You have seen this haven’t you?
A martial arts movie where the student is looking for a master.
Well, let me back up.
First, the student has to either: 1) lose a master who was killed by a great villain or 2) get the shellacking beat of them by the villain and now the student wants revenge. In either case, the student ends up finding a master of kung fu with a fighting style that is fresh and unique.
Stunned at the Masters amazing skills, the student submits to the teachings and raw training in order to become better. Then the student is placed into the monstrous training schedule where at first, they will stumble. Get hurt. Lose sleep. Yet the urge for revenge is so strong that this pulls them to go through the training to become more.
Next, the student has a chance to show their skills (e.g. a group of thugs out of control) and beat the snot out of them with their new skill set.
The student realizes that they are ready to face the villain and leaves the Master. The student tracks the villain down and engages in a epic battle. The villain is impressed with the new upstarts skill.
Eventually the hero will unleash a super duper snooper special technique that kills the villain and the hero is left standing to fight a new day.
The hero will unleash a super duper snooper special technique that kills the villain and the hero is left standing to fight a new day.
Now, why did I go through all of this summary?
You are the student of writing. You need to find a mentor. Who do you trust? Where do you go? Who do you learn from?
Just how the student in kung-fu films won’t learn from any Joe Schmoe, you need to be very careful on whom you learn from in the sacred art of Write Fu.
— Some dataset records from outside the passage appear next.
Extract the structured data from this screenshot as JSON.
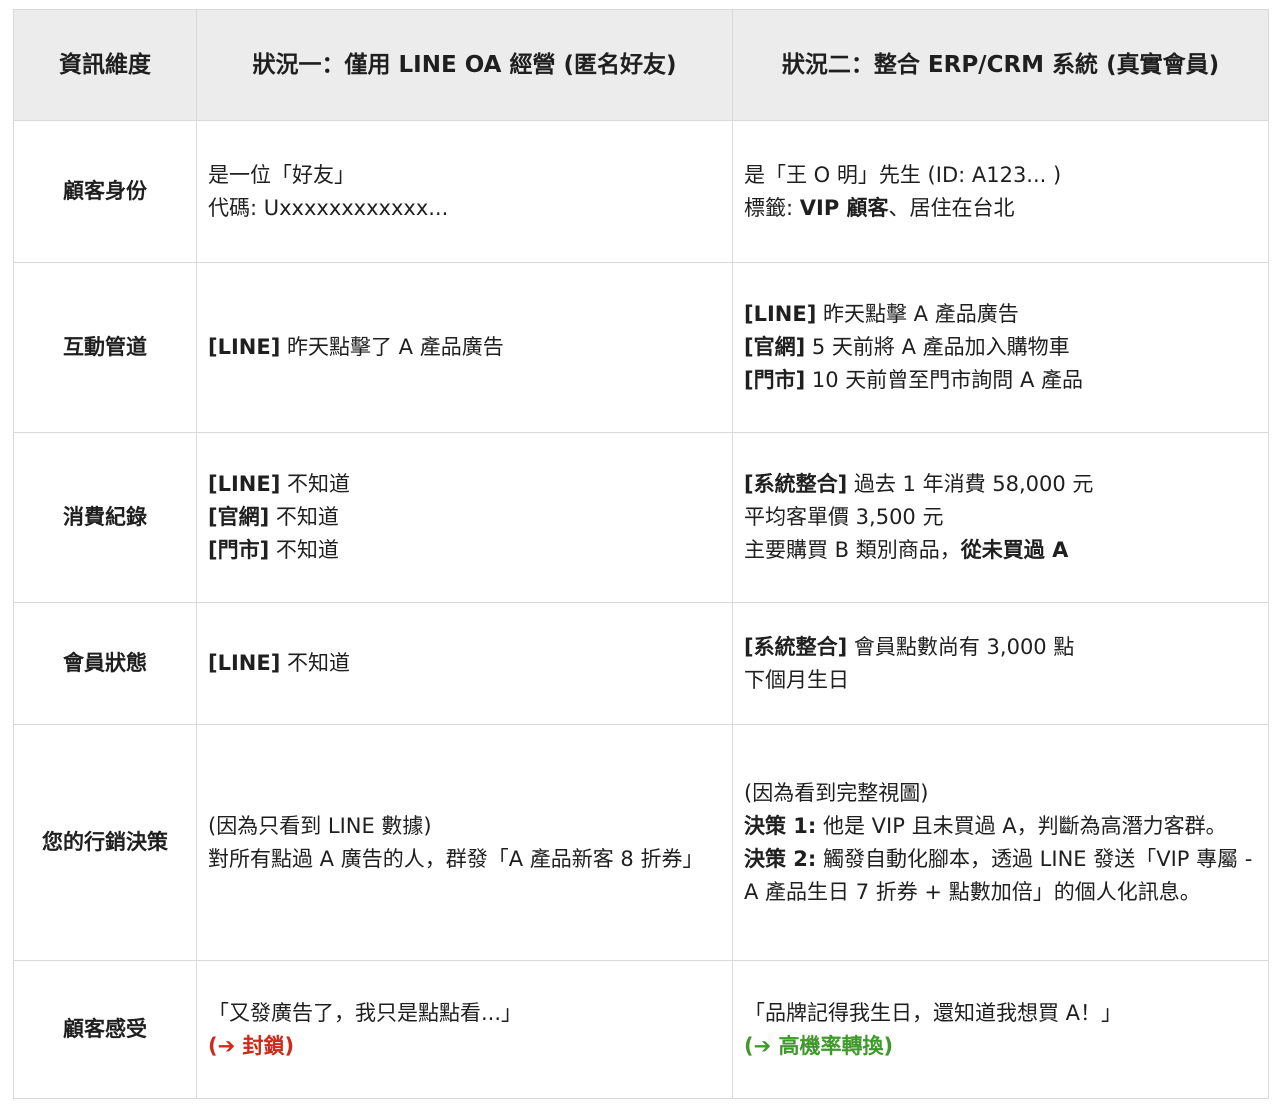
{
  "header": {
    "col1": "資訊維度",
    "col2": "狀況一：僅用 LINE OA 經營 (匿名好友)",
    "col3": "狀況二：整合 ERP/CRM 系統 (真實會員)"
  },
  "rows": [
    {
      "dimension": "顧客身份",
      "case1": {
        "line1": "是一位「好友」",
        "line2": "代碼: Uxxxxxxxxxxxx..."
      },
      "case2": {
        "line1": "是「王 O 明」先生 (ID: A123... )",
        "line2_prefix": "標籤: ",
        "line2_bold": "VIP 顧客",
        "line2_rest": "、居住在台北"
      }
    },
    {
      "dimension": "互動管道",
      "case1": {
        "tag1": "[LINE]",
        "text1": " 昨天點擊了 A 產品廣告"
      },
      "case2": {
        "tag1": "[LINE]",
        "text1": " 昨天點擊 A 產品廣告",
        "tag2": "[官網]",
        "text2": " 5 天前將 A 產品加入購物車",
        "tag3": "[門市]",
        "text3": " 10 天前曾至門市詢問 A 產品"
      }
    },
    {
      "dimension": "消費紀錄",
      "case1": {
        "tag1": "[LINE]",
        "text1": " 不知道",
        "tag2": "[官網]",
        "text2": " 不知道",
        "tag3": "[門市]",
        "text3": " 不知道"
      },
      "case2": {
        "tag1": "[系統整合]",
        "text1": " 過去 1 年消費 58,000 元",
        "line2": "平均客單價 3,500 元",
        "line3_prefix": "主要購買 B 類別商品，",
        "line3_bold": "從未買過 A"
      }
    },
    {
      "dimension": "會員狀態",
      "case1": {
        "tag1": "[LINE]",
        "text1": " 不知道"
      },
      "case2": {
        "tag1": "[系統整合]",
        "text1": " 會員點數尚有 3,000 點",
        "line2": "下個月生日"
      }
    },
    {
      "dimension": "您的行銷決策",
      "case1": {
        "line1": "(因為只看到 LINE 數據)",
        "line2": "對所有點過 A 廣告的人，群發「A 產品新客 8 折券」"
      },
      "case2": {
        "line1": "(因為看到完整視圖)",
        "tag2": "決策 1:",
        "text2": " 他是 VIP 且未買過 A，判斷為高潛力客群。",
        "tag3": "決策 2:",
        "text3": " 觸發自動化腳本，透過 LINE 發送「VIP 專屬 - A 產品生日 7 折券 + 點數加倍」的個人化訊息。"
      }
    },
    {
      "dimension": "顧客感受",
      "case1": {
        "line1": "「又發廣告了，我只是點點看...」",
        "line2": "(➔ 封鎖)"
      },
      "case2": {
        "line1": "「品牌記得我生日，還知道我想買 A！」",
        "line2": "(➔ 高機率轉換)"
      }
    }
  ],
  "colors": {
    "header_bg": "#ececec",
    "border": "#d9d9d9",
    "negative": "#cc2a1a",
    "positive": "#3f9a2b"
  }
}
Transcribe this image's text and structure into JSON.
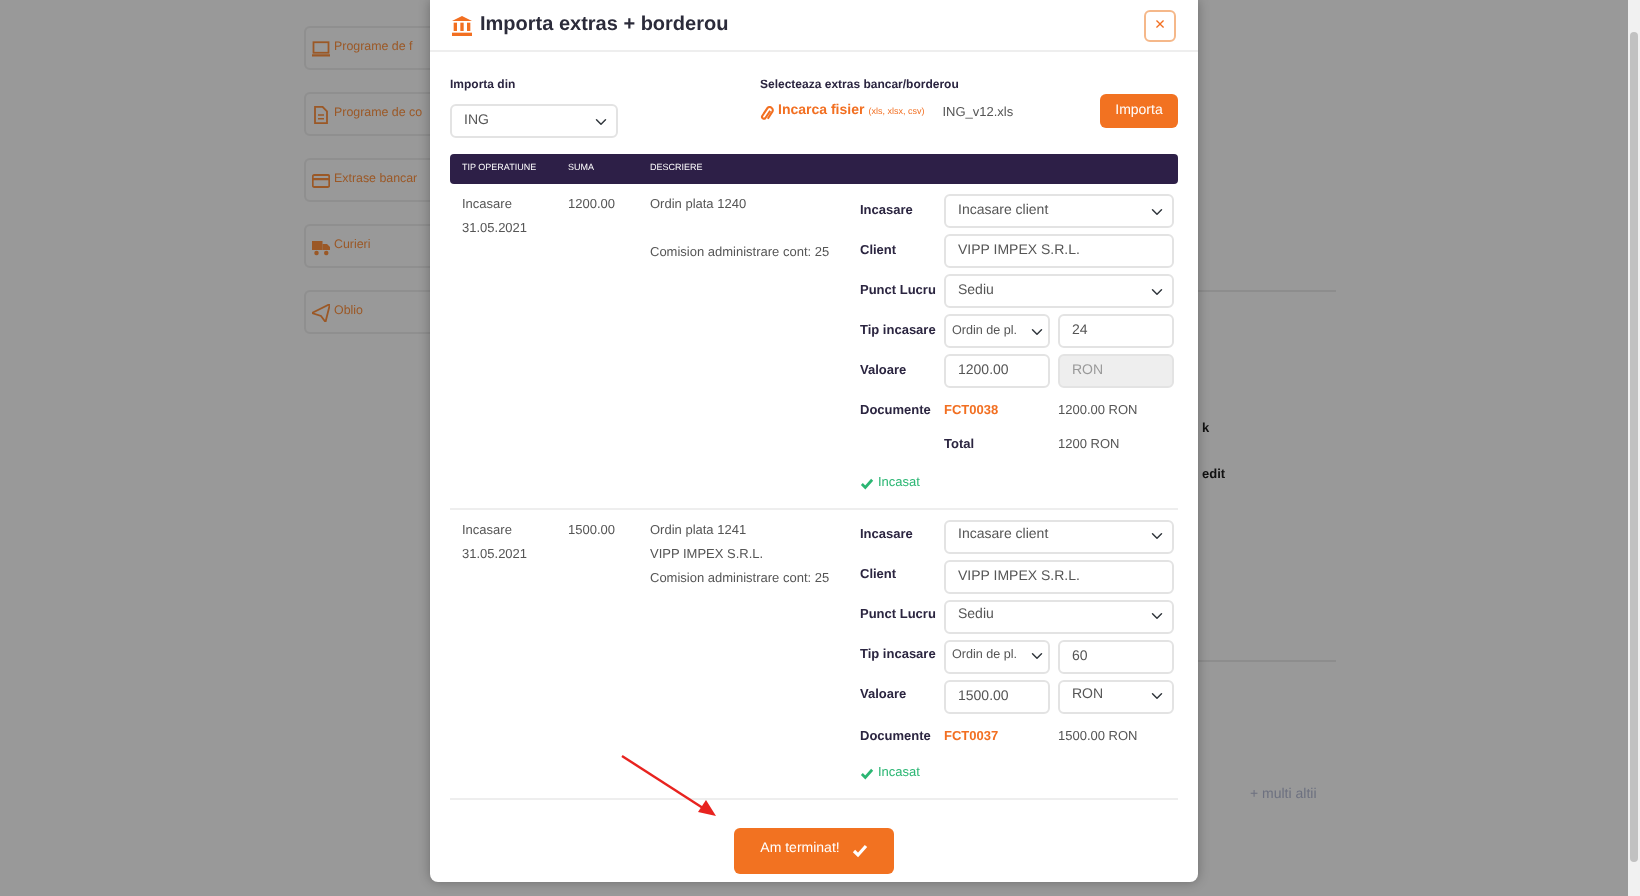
{
  "background": {
    "menu": [
      {
        "label": "Programe de f"
      },
      {
        "label": "Programe de co"
      },
      {
        "label": "Extrase bancar"
      },
      {
        "label": "Curieri"
      },
      {
        "label": "Oblio"
      }
    ],
    "fragments": [
      "k",
      "edit"
    ],
    "partners_more": "+ multi altii"
  },
  "modal": {
    "title": "Importa extras + borderou",
    "close": "×",
    "source": {
      "label": "Importa din",
      "value": "ING"
    },
    "file": {
      "label": "Selecteaza extras bancar/borderou",
      "upload": "Incarca fisier",
      "formats": "(xls, xlsx, csv)",
      "filename": "ING_v12.xls",
      "button": "Importa"
    },
    "columns": [
      "TIP OPERATIUNE",
      "SUMA",
      "DESCRIERE"
    ],
    "rows": [
      {
        "type": "Incasare",
        "date": "31.05.2021",
        "amount": "1200.00",
        "description": [
          {
            "text": "Ordin plata 1240",
            "blank_after": true
          },
          {
            "text": "Comision administrare cont: 25",
            "blank_after": false
          }
        ],
        "form": {
          "operation_label": "Incasare",
          "operation": "Incasare client",
          "client_label": "Client",
          "client": "VIPP IMPEX S.R.L.",
          "location_label": "Punct Lucru",
          "location": "Sediu",
          "payment_label": "Tip incasare",
          "payment_type": "Ordin de pl.",
          "payment_number": "24",
          "value_label": "Valoare",
          "value": "1200.00",
          "currency": "RON",
          "currency_disabled": true,
          "documents_label": "Documente",
          "documents": [
            {
              "code": "FCT0038",
              "amount": "1200.00 RON"
            }
          ],
          "total_label": "Total",
          "total": "1200 RON",
          "status": "Incasat"
        }
      },
      {
        "type": "Incasare",
        "date": "31.05.2021",
        "amount": "1500.00",
        "description": [
          {
            "text": "Ordin plata 1241",
            "blank_after": false
          },
          {
            "text": "VIPP IMPEX S.R.L.",
            "blank_after": false
          },
          {
            "text": "Comision administrare cont: 25",
            "blank_after": false
          }
        ],
        "form": {
          "operation_label": "Incasare",
          "operation": "Incasare client",
          "client_label": "Client",
          "client": "VIPP IMPEX S.R.L.",
          "location_label": "Punct Lucru",
          "location": "Sediu",
          "payment_label": "Tip incasare",
          "payment_type": "Ordin de pl.",
          "payment_number": "60",
          "value_label": "Valoare",
          "value": "1500.00",
          "currency": "RON",
          "currency_disabled": false,
          "documents_label": "Documente",
          "documents": [
            {
              "code": "FCT0037",
              "amount": "1500.00 RON"
            }
          ],
          "status": "Incasat"
        }
      }
    ],
    "finish_button": "Am terminat!"
  }
}
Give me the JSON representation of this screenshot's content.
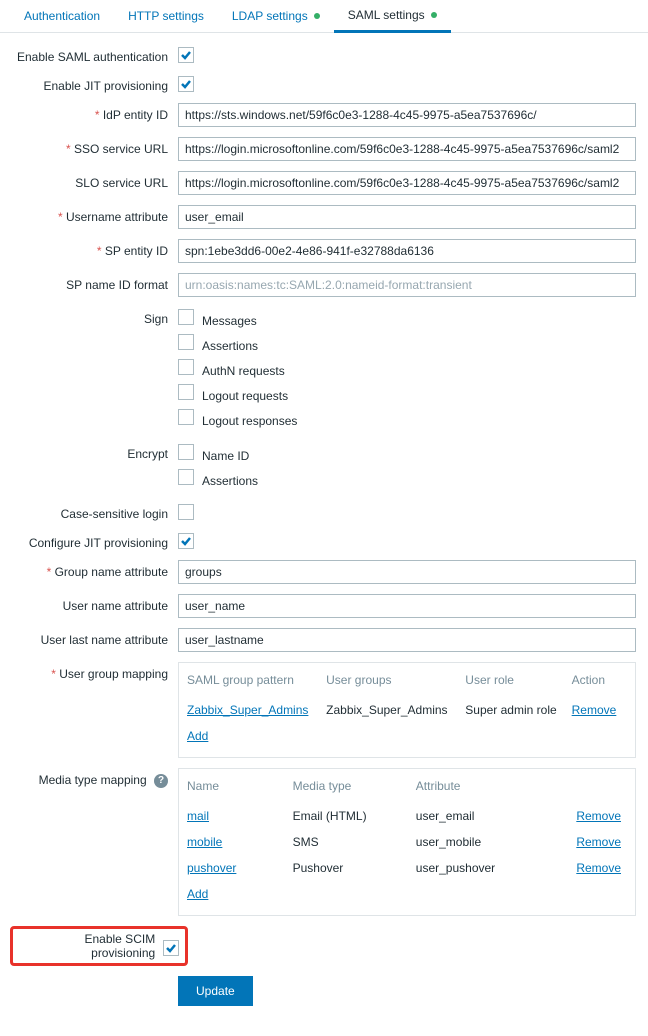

Here are 4 probing questions on choosing your own Grand Master to learn from:
- Experience: How long has the author been writing? How many works do they have under their belt? What sort of track record do they have? Do they blog frequently or sporadically?
- Results: Are they producing high quality work that you can learn from? What are the testimonials of those who read they work? Do the testimonials glow with praise? Do only two readers adore them or have they been reviewed by many readers with positive praise?
- Credibility: What are the author’s credentials? Do they have a degree? (*) Who vouch for them? Are there well-known authors who endorse them? – (*) Side note: A college degree does not necessary mean success yet this can help if this criteria is important to you.
- Strengths: Does the author do something extremely well that you want to learn from them? Prose? Characterization? Concept? Voice?
So what about you?
Who are the writing mentors you have relied on? How have they helped you in developing your craft?
P.S. What’s your favorite martial art movie and why?